Another thing is that while many common languages are (arguably) Turing complete, no physical machine is. A Turing machine has an infinite amount of memory and a physical machine doesn’t.
This ruins the proof of the Halting problem, because it means the g(i) function is not always computable in practice; all the programs that almost fill the memory don’t have room for the additional g(i) wrapper function.
It’s also trivial to check whether a program halts or not on a finite computer; you just run the program and wait 2[sup]N[/sup]+1 steps, where N is the number of bits in the internal state. If the program has not halted at that time, then it must have repeated its internal state (by the pigeonhole principle), and therefore will loop forever.
I know you’re effectively kidding, but given multi processors and internet connectivity, the N you’re counting extends far beyond the RAM plus registers of the instant machine.
I will quibble with this. I don’t think Curry-Howard or constructive logic are relevant, as such; classical logic is just as subject to the constraint being noted. Any proof system for which one can computably enumerate the statements considered proven (as is true of both classical and constructive logic) will be unable to prove “X doesn’t halt” for precisely those programs X which do in fact not halt.
I don’t quite grasp what you’re saying here, but it sounds wrong to me. The Halting Problem is definitely a forall statement, in the sense of saying “There is no Turing machine T such that for all algorithms M, T correctly determines whether M halts or not”. There is no algorithm M whose halting status cannot be verified by some Turing machine (just consider the one tailor-made to say “Yes” or “No” on that guy, according as to the reality of the situation); it’s just that no one Turing machine will do the trick universally.

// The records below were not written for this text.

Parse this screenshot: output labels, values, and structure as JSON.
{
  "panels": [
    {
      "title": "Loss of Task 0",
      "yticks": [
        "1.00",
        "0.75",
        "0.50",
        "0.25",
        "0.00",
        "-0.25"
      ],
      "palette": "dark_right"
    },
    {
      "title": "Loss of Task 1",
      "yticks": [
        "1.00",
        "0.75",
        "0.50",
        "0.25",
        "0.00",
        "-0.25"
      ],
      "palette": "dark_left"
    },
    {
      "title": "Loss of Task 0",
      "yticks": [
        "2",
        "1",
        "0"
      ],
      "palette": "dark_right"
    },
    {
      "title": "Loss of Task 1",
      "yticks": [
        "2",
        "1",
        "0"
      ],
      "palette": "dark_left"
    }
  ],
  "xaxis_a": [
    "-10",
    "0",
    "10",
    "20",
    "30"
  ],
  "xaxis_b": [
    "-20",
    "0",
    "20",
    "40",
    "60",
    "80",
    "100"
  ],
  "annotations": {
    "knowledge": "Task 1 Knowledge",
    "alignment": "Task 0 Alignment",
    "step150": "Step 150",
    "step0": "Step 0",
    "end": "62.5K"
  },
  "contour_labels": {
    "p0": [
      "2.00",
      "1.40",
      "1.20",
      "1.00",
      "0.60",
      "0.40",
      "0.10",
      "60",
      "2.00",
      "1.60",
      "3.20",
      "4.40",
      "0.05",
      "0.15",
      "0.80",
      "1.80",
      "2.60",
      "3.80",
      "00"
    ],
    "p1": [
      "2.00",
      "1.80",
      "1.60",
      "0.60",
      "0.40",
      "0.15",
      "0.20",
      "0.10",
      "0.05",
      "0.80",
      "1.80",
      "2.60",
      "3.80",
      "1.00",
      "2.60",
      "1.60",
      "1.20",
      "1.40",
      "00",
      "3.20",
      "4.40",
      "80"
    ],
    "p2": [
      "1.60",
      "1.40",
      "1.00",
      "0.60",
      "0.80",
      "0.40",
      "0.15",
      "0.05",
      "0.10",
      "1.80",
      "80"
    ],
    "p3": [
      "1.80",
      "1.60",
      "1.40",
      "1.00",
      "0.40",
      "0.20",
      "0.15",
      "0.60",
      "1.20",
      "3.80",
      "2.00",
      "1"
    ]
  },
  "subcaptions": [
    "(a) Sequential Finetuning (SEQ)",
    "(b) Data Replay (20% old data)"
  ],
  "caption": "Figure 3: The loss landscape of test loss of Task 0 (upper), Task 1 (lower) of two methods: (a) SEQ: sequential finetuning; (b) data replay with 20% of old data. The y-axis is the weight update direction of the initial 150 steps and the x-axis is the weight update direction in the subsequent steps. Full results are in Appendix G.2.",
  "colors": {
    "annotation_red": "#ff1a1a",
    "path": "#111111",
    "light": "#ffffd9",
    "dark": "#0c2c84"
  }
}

I got my degree in CS 25 years ago :eek: We were introduced to formal methods and languages like Z and VDM. Not that I now remember them, of course.

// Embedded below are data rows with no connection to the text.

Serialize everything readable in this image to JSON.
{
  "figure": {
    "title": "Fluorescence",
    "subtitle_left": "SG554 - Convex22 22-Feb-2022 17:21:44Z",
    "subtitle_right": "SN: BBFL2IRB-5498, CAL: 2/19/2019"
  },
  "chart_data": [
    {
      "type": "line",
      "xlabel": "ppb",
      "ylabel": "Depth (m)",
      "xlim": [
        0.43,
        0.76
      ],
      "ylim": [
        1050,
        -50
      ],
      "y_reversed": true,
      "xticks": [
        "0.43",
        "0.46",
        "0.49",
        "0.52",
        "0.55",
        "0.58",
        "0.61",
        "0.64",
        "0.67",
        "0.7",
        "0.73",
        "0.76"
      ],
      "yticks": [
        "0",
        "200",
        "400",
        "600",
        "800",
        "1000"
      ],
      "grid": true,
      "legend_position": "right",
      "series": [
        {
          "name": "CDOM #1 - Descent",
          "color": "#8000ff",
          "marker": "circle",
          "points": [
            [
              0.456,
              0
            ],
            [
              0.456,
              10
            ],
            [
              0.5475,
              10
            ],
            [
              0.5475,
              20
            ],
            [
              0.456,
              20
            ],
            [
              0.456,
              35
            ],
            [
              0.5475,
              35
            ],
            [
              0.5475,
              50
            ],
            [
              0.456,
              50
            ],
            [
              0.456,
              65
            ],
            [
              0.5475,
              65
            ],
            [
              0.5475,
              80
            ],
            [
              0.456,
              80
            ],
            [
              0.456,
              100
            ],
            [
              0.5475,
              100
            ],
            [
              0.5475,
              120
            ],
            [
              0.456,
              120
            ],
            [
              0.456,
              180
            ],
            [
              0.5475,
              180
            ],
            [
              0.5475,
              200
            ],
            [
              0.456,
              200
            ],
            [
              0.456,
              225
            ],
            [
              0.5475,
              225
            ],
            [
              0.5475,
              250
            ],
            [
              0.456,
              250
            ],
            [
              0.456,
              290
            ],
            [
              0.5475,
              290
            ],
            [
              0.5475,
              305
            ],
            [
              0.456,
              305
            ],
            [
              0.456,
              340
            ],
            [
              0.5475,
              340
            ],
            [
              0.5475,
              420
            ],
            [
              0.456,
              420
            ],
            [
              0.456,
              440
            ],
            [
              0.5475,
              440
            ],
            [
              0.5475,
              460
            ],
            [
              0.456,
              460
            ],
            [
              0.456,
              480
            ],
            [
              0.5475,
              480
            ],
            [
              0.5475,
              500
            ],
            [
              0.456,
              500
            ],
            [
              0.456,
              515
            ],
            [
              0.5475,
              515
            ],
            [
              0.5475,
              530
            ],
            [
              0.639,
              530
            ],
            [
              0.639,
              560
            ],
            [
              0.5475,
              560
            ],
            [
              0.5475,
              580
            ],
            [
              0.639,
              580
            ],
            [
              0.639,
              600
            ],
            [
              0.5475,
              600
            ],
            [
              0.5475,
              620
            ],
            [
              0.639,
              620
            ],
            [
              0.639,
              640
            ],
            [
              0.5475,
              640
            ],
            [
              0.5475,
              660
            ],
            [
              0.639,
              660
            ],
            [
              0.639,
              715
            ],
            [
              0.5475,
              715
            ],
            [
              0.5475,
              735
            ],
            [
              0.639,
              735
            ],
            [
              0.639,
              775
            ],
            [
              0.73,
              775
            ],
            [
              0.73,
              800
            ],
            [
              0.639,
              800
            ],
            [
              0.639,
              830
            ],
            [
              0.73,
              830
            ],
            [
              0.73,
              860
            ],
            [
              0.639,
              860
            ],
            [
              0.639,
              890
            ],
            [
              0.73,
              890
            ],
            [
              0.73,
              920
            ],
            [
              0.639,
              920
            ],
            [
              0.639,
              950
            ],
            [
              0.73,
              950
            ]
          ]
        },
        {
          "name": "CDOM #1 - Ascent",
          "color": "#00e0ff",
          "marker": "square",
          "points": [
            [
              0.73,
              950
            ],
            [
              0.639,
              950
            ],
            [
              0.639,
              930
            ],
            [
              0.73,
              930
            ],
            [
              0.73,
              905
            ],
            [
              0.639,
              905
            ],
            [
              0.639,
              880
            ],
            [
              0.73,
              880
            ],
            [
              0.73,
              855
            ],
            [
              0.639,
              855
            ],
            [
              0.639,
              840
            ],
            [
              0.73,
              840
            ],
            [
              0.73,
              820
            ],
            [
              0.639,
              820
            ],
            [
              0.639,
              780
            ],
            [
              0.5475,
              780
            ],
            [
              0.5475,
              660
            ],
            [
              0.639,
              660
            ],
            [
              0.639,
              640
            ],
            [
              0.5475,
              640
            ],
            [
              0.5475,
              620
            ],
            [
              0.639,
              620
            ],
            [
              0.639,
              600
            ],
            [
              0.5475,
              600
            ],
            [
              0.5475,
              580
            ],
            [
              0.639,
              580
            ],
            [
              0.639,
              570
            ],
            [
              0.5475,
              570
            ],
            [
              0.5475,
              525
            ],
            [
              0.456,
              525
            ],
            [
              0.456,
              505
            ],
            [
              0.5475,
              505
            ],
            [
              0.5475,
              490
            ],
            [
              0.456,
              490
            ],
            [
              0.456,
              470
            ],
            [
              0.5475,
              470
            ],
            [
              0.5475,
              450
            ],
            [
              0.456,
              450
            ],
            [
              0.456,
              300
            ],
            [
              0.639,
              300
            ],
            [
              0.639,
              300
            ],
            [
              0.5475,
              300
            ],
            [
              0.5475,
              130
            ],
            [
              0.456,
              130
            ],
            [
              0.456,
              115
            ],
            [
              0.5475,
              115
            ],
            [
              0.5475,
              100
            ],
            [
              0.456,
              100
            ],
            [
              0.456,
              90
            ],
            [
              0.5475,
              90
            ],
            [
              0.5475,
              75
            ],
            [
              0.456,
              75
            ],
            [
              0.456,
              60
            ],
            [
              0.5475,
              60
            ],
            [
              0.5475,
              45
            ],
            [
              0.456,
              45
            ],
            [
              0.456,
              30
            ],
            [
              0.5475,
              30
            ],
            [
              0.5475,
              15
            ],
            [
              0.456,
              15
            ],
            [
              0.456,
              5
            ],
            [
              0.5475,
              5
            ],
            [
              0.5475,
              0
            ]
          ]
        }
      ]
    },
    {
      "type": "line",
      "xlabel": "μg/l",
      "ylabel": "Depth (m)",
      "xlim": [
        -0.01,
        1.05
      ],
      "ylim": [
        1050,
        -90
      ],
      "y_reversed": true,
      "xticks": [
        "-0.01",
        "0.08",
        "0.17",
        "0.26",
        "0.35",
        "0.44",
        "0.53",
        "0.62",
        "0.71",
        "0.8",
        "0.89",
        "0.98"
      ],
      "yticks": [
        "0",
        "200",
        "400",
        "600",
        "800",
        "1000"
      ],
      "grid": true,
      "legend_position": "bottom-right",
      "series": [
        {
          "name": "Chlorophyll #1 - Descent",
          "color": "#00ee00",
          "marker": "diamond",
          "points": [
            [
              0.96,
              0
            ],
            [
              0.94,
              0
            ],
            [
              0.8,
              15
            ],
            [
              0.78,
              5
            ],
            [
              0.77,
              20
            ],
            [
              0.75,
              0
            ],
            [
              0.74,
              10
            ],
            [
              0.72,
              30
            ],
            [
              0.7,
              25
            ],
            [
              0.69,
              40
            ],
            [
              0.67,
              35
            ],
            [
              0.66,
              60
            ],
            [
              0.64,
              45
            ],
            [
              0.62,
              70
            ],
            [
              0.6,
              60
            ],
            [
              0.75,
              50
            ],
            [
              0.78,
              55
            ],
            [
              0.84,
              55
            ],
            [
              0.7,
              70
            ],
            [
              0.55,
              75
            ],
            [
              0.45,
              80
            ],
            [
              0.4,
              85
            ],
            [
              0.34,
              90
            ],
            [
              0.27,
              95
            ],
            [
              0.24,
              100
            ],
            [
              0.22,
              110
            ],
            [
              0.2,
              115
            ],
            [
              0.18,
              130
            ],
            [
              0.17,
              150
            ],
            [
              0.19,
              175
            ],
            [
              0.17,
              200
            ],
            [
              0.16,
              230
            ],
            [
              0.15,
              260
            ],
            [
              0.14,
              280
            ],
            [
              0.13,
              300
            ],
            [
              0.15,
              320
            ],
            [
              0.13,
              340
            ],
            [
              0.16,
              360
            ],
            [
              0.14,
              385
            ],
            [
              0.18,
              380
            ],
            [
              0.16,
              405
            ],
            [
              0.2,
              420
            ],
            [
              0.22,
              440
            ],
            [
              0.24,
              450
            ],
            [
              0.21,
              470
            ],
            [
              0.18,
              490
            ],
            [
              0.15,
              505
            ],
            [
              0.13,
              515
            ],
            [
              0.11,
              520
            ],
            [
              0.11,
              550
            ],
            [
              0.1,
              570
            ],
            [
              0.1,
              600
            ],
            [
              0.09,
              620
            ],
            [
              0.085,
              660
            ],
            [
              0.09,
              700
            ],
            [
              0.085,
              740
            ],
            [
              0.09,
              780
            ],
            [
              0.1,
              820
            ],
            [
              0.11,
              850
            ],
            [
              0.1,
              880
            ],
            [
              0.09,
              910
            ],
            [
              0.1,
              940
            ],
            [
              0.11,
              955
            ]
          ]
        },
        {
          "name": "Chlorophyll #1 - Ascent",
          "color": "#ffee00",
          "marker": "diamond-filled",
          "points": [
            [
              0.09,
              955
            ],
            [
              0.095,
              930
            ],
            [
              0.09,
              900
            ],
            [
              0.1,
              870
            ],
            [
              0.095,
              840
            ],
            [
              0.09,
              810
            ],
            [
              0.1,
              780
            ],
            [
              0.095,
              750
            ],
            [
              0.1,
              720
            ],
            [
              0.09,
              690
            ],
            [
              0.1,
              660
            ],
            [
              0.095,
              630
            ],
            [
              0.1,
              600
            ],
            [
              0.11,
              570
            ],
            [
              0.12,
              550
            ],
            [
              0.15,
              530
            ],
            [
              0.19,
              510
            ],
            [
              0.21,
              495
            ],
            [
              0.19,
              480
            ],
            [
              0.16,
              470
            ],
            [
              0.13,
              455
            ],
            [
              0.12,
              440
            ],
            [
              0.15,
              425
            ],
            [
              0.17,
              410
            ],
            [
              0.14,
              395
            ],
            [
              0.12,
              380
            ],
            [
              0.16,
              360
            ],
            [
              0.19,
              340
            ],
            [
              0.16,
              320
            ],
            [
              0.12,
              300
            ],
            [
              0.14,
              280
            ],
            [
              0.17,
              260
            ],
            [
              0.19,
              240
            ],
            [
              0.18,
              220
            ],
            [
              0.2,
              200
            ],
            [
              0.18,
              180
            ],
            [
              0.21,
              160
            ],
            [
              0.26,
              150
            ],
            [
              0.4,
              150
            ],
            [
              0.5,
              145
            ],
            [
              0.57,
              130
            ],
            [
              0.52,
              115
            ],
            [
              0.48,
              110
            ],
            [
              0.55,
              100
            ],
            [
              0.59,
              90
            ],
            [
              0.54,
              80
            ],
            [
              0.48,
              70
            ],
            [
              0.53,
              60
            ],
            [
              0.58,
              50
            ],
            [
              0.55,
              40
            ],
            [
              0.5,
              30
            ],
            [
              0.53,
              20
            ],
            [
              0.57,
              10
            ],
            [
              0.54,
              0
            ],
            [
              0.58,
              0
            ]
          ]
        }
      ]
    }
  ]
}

Anyway, something that hasn’t been mentioned upthread is the physical hardware. Even if the code has been formally verified etc, you’re dependent upon the hardware running that code correctly. Remember the famous Intel FDIV bug some years back? And beware conversions between decimal and binary going awry, not to mention hardware rounding errors!
(Unless by an algorithm’s halting status, you intend an algorithm to be interpreted as taking in inputs, and its halting status to be the determination of which inputs it does and doesn’t halt on. In that case, yes, there is one algorithm whose halting status is uncomputable; for example, the algorithm which takes in as input a program (with all requisite inputs for this program provided), and runs it. But that this one algorithm’s halting status is undecidable is simply the same as noting that there is no universal halting status decider…)

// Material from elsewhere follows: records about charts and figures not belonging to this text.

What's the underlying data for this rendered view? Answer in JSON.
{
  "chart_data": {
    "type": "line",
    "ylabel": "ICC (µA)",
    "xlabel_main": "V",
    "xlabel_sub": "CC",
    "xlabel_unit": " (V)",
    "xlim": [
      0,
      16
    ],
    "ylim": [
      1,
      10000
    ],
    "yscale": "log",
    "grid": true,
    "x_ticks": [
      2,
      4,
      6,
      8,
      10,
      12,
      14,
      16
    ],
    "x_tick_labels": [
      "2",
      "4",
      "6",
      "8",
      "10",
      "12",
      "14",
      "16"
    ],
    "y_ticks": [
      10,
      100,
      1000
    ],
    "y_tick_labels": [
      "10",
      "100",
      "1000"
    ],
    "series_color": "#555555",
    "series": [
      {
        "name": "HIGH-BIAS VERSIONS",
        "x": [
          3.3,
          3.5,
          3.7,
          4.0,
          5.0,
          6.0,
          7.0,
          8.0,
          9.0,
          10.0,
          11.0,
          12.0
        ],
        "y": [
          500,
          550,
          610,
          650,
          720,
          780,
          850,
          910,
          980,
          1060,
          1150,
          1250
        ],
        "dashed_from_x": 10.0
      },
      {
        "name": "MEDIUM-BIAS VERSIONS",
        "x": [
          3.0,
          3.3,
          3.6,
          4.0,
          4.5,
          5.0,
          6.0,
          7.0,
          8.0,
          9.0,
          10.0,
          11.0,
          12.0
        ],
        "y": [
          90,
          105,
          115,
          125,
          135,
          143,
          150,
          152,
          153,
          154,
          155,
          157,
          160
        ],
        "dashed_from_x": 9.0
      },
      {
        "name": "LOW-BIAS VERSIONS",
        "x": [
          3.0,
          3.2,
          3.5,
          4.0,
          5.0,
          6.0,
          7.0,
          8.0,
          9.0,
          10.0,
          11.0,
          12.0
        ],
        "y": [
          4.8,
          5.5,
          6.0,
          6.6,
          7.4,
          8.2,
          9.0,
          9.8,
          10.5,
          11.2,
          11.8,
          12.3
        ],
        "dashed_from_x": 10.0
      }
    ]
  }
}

And then there’s the backdoor. It’s a staple of badly written spy thrillers, but they exist in real life. And have done for a very long time.
Back in WWII, the allies were busy trying to break the German Enigma code. You already know the story - Alan Turing, Bletchley Park, Bombs, Colossus, U-whatever and the captured code book etc.
All this is true and was very valuable. But so was the weather. Each U Boat was required to transmit a weather report. Every day. In exactly the same format. Once the Allies realized this, it provided a backdoor to help crack the codes.